Barack Obama is a Socialist who is the Queen with a domestic terrorist. He is a Muslim who was born in Kenya and is therefore unconstitutional qualified to be President. He would like to import a homosexual, crushing second amendment, and encourage abortion. According to Sean Hannity, he has thrown Israel under the “bus full of suicide bombers.” According to Glenn Beck, he has “a deep-seated hatred for white people.” According to Rush Limbaugh, he had “nothing but revulsion against the country.”

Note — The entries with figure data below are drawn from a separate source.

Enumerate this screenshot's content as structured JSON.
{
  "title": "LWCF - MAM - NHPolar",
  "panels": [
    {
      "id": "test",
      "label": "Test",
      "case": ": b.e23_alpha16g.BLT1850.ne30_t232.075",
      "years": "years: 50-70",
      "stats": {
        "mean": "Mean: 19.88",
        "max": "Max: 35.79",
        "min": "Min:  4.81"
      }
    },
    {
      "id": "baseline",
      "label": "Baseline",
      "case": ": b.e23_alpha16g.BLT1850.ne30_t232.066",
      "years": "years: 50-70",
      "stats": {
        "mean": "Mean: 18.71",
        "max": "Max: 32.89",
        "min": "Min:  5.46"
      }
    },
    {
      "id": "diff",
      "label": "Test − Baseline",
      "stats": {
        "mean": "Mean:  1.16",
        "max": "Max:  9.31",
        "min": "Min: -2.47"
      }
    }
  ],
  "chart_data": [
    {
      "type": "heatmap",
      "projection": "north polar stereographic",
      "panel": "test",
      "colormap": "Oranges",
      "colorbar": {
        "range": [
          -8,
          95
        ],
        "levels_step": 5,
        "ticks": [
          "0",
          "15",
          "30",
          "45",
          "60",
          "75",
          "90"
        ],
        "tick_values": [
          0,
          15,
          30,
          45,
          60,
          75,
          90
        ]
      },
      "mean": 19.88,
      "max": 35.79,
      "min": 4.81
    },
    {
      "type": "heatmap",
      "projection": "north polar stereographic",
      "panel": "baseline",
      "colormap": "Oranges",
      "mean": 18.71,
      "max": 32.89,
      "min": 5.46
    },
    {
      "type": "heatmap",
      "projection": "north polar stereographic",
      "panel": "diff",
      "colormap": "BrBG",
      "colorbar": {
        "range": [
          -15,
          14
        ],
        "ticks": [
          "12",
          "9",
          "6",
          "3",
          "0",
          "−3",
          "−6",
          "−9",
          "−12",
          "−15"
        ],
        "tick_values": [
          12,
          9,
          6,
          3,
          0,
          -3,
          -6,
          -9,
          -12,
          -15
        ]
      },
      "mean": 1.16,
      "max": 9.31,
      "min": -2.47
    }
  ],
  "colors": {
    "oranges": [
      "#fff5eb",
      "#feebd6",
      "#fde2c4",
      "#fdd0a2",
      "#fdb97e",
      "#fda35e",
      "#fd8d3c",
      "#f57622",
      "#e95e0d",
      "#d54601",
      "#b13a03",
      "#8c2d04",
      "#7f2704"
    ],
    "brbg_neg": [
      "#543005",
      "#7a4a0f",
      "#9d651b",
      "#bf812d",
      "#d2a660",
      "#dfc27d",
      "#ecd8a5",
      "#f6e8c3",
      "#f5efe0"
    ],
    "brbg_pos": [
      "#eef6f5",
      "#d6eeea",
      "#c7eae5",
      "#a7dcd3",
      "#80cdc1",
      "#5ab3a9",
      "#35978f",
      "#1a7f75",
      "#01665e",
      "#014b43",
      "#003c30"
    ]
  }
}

The Tenor and tone of the right-wing attacks on the United States should interfere with the President of all Americans. That is, to say the least, inappropriate. Of course, we respect the right to freedom of speech. But it has the right to do something doesn’t mean one really have to do it. The Nazis have first amendment rights to March in Skokie and the clan had the right of the first amendment to burn a cross, but that doesn’t mean we have to join or applaud them. With the right to come, or should come, maturity and personal responsibility.
Despite the ugliness of our political discourse today is sad, it’s not unprecedented. In 1798, President John Adams’s critics fumed that the leadership of Adams ‘, “every public welfare considerations” was “swallowed up in understanding the constant thirst for power, unbounded magnificence is silly, foolish adulation and selfish greed.” During the civil war, Abraham Lincoln variety attacked the North even by those who opposed the war, the draft and the Emancipation Proclamation as “the satrap,” “liar,” “Monster,” “perjurer,” an “ignoramus”, and “tyrant.” And during the McCarthy era, columnists Joseph and Stewart Alsop observed that “something is wrong, very wrong, in the capital of the United States,” noted that “miasma” of political accusations “is seeping over the capital, as some hazardous from Potomac effluvium berawa.”
False, misleading and attacks sharply on our nation’s leaders do not serve our democracy. But do they really have an effect? I was struck this morning by a report from the Gallup Organization about how describes himself as an independent and Democrat, Republicans understand the ideology of President Obama and the seven remaining candidates for the 2012 Republican Presidential nomination.
In this poll, Gallup evaluated ideology on a scale of 1 to 5, with 1 being most liberal and most conservative 5. Not surprisingly, Republican leaning against a higher number, the Democrats against the lower number, and independent fall in-between. What is very striking to me about the results of this poll is that for each independent candidate, Democrat, Republican and Republicans all votes very similar candidate ideology. But as the following chart reveals, there a dramatic gap in their assessment of President Obama’s ideology.